Outside firms' maintenance work

Outside firms are brought in to provide complete maintenance service of the outdoor substation, such as cleaning insulators and the checking of knife-blade switches, oil circuit breaker, and main power circuit breaker operation as well as outdoor transformer oil conditions.

During the plant's holiday shutdowns, large outside service crews and technical specialists come in to do a complete service on the 60 indoor unit substations. This includes checking power circuits and components of primary and secondary circuit breakers, testing of all protective relays, performing insulation-resistance and high-potential tests of components and distribution conductors.

RELATED ARTICLE: FACILITY BACKGROUND INFORMATION

At this huge manufacturing plant, which encompasses over 2.5 million sq ft, the major product is radar and related systems for both defense and commercial applications. As a result, only the highest product quality is acceptable. To achieve this, it's essential to maintain maximum dependability of power systems, test labs, and production operations at all times.

The plant incorporates the latest in production systems, quality control, and development facilities. Support systems are similar, including programmable controllers, online monitoring, and electronics.

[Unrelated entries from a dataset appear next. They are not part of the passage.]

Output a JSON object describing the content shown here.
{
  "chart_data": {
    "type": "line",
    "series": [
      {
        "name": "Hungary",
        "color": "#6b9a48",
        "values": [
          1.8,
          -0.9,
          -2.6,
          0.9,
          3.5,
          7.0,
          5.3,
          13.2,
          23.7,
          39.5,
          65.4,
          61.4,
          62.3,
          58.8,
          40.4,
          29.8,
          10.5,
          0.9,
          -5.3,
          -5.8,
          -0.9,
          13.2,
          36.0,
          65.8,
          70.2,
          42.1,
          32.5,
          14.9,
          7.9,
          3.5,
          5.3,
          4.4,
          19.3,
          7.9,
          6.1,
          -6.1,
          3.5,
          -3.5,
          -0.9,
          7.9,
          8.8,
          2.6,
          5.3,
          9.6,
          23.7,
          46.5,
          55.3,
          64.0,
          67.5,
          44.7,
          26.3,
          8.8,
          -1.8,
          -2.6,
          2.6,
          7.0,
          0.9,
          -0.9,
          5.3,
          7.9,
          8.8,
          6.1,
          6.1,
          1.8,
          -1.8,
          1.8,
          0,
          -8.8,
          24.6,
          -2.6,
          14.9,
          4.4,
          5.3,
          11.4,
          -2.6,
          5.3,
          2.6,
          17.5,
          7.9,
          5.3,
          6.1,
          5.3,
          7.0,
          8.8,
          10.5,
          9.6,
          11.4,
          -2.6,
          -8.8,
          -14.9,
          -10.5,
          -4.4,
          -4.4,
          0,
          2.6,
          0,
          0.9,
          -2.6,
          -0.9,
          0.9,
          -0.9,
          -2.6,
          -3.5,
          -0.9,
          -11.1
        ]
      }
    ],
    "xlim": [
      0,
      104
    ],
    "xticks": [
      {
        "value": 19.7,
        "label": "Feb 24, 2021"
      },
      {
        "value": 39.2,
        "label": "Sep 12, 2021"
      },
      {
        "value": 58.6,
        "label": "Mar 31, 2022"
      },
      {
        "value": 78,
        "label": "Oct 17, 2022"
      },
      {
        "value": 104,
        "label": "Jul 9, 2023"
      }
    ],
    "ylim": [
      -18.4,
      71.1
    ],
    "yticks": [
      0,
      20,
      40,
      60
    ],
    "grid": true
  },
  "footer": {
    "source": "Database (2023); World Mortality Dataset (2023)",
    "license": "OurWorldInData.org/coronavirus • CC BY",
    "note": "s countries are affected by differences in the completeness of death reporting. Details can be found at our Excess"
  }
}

Paradoxically, much of the plant power system equipment is old; however, most components have been thoroughly modernized and updated. For example, at unit substations, old-design 5kV power circuit breakers have been upgraded from electromagnetic protection to solid-state. A new on-line, microprocessor-based monitoring system provides audible and visual status of most power distribution equipment and critical devices. Older but expensive equipment have been kept and are meticulously maintained. As an example, numerous motor generator sets that convert 60 Hz to 50 Hz or 400 Hz have revolving armature alternators that use brushes to provide output voltage. These brushes are very carefully maintained in the program.